The physics community took a keen interest in Einstein’s General Theory of Relativity and began looking for ways to prove it. One of the predictions of the theory is gravitational lensing, or the deflection of light by massive bodies (lensing is also a prediction of Newtonian physics, but Einstein’s field equations predict about twice the deflection of light as the classical model). Measuring this effect, though, is no mean feat, mainly because the one thing massive enough and close enough to quantifiably bend light also happens to be really bright itself — the Sun.
What was needed was a total solar eclipse, and conveniently enough, one would occur in May of 1919. With only four years to go, and with the world torn by war, Sir Arthur Stanley Eddington planned a scientific expedition to the island of Principe off the west coast of Africa. He took a series of photographs of stars in the Hyades cluster, and through careful measurement found that Einstein’s predictions were correct. The publication of his results the next year made a huge splash in the popular press, instantly catapulting Einstein into the public eye and kicking off the age of Relativity.
Easier Said Than Done
Curiously, although many other experiments were later conducted to further bolster General Relativity, the Eddington eclipse experiment wasn’t repeated until over half a century later. It’s easy to understand why, though. First, total solar eclipses aren’t exactly common phenomena, and ones that make landfall in accessible locations with at least the hope of good viewing conditions are rare indeed. And until recently, the equipment needed to capture high-quality images with enough precision to measure the vanishingly small gravitational influence of our modest little star was bulky, finicky, and heavy. The sole repeat of the Eddington experiment was a 1973 expedition, again to Africa, that used 6 tons of equipment to generate a single usable image on a 12″ glass plate. The data from the image was good enough to confirm the Eddington results, though.

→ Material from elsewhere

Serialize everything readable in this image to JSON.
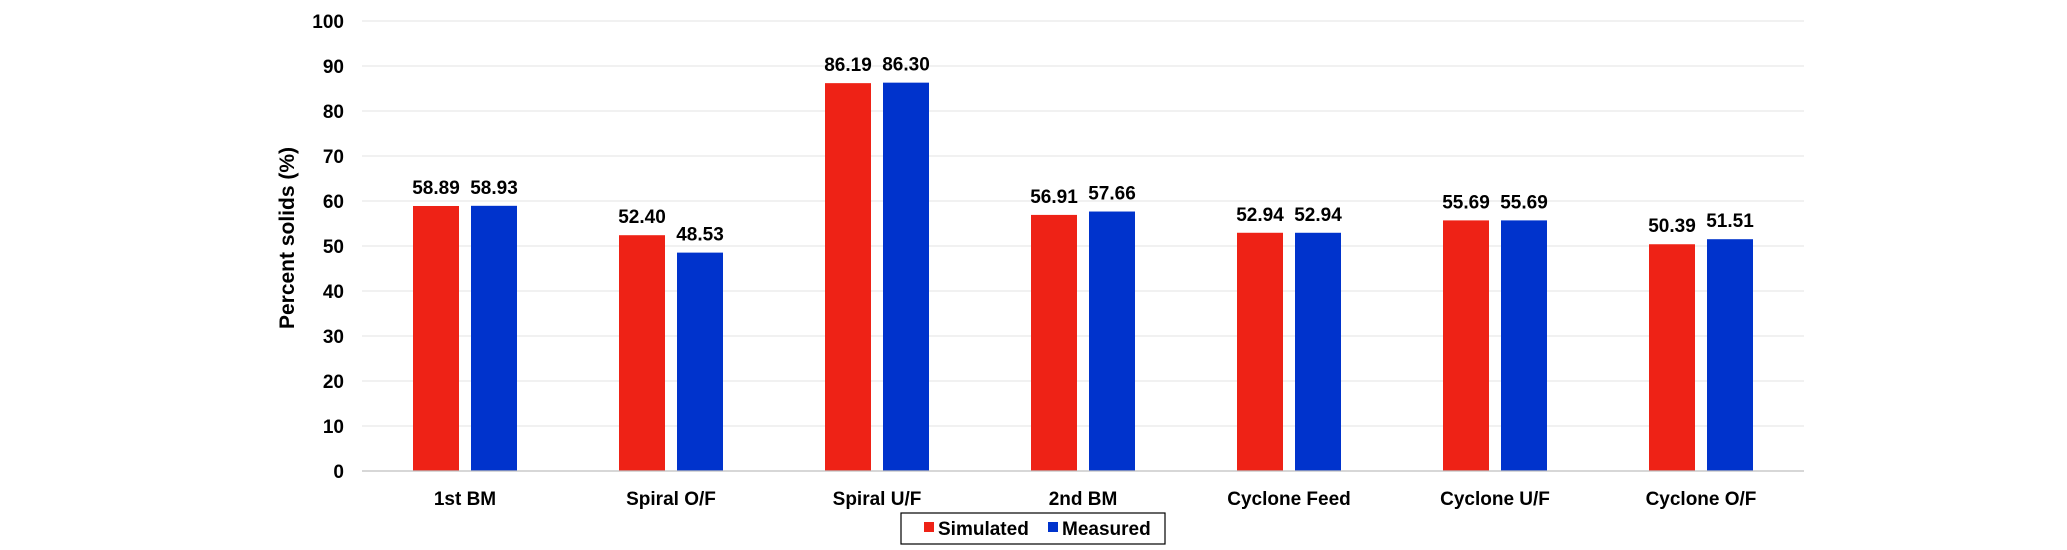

Advances in optics have made replication of the original experiment a more approachable endeavor lately, but there’s not much call for optical verification of a theory that’s been repeatedly verified by other methods over the last century. In fact, for confirmation of both General and Special Relativity, you need look no further than your smartphone, which uses both equations to correct the time signals from the cloud of GPS satellites orbiting overhead. That’s millions of verifications of the theory, every second of every day.
So why is Don Bruns bothering? Why will he be on that Wyoming mountain, praying for clear skies and low winds? Why has he rounded up the best amateur astronomy gear he can find, made multiple dry runs, scouted locations, and even gotten permission to pour a concrete pad to ensure his telescope won’t move during the two minutes of totality? Why has he gone to the extremes he has?
Don’s short answer is that he’s doing it for the challenge. When he first started mulling over the project, it seemed like the advances in optics, CCDs, and computers since 1973, not to mention since 1919, would make replication a breeze. As it turns out, 2017 will not be astronomical cake walk for Don. There are very few bright stars close enough to the sun to provide good points of reference, and the data on their non-deflected coordinates tends to be of poor precision. He needs to measure deflections on the order of 0.01 arcsecond. To put that into perspective, that would be like measuring the length of a pencil in Paris while observing it from New York.
Add to these challenges that Don has just over two minutes of totality, which is pretty short for a total eclipse, and an errant cloud, a gust of wind on his high Wyoming peak, or a forgotten detail could ruin years of effort. No matter what your background, as hackers we can all see that Don has set himself a lofty goal, and we can all relate to the stress he’ll be feeling as the Moon’s shadow comes racing toward his instrumented perch on August 21. As I’m watching totality end from my vantage point in Idaho, I’ll be thinking of Don and hoping that the stress turns into the elation that comes when everything works and your data gives you a glimpse of the workings of nature.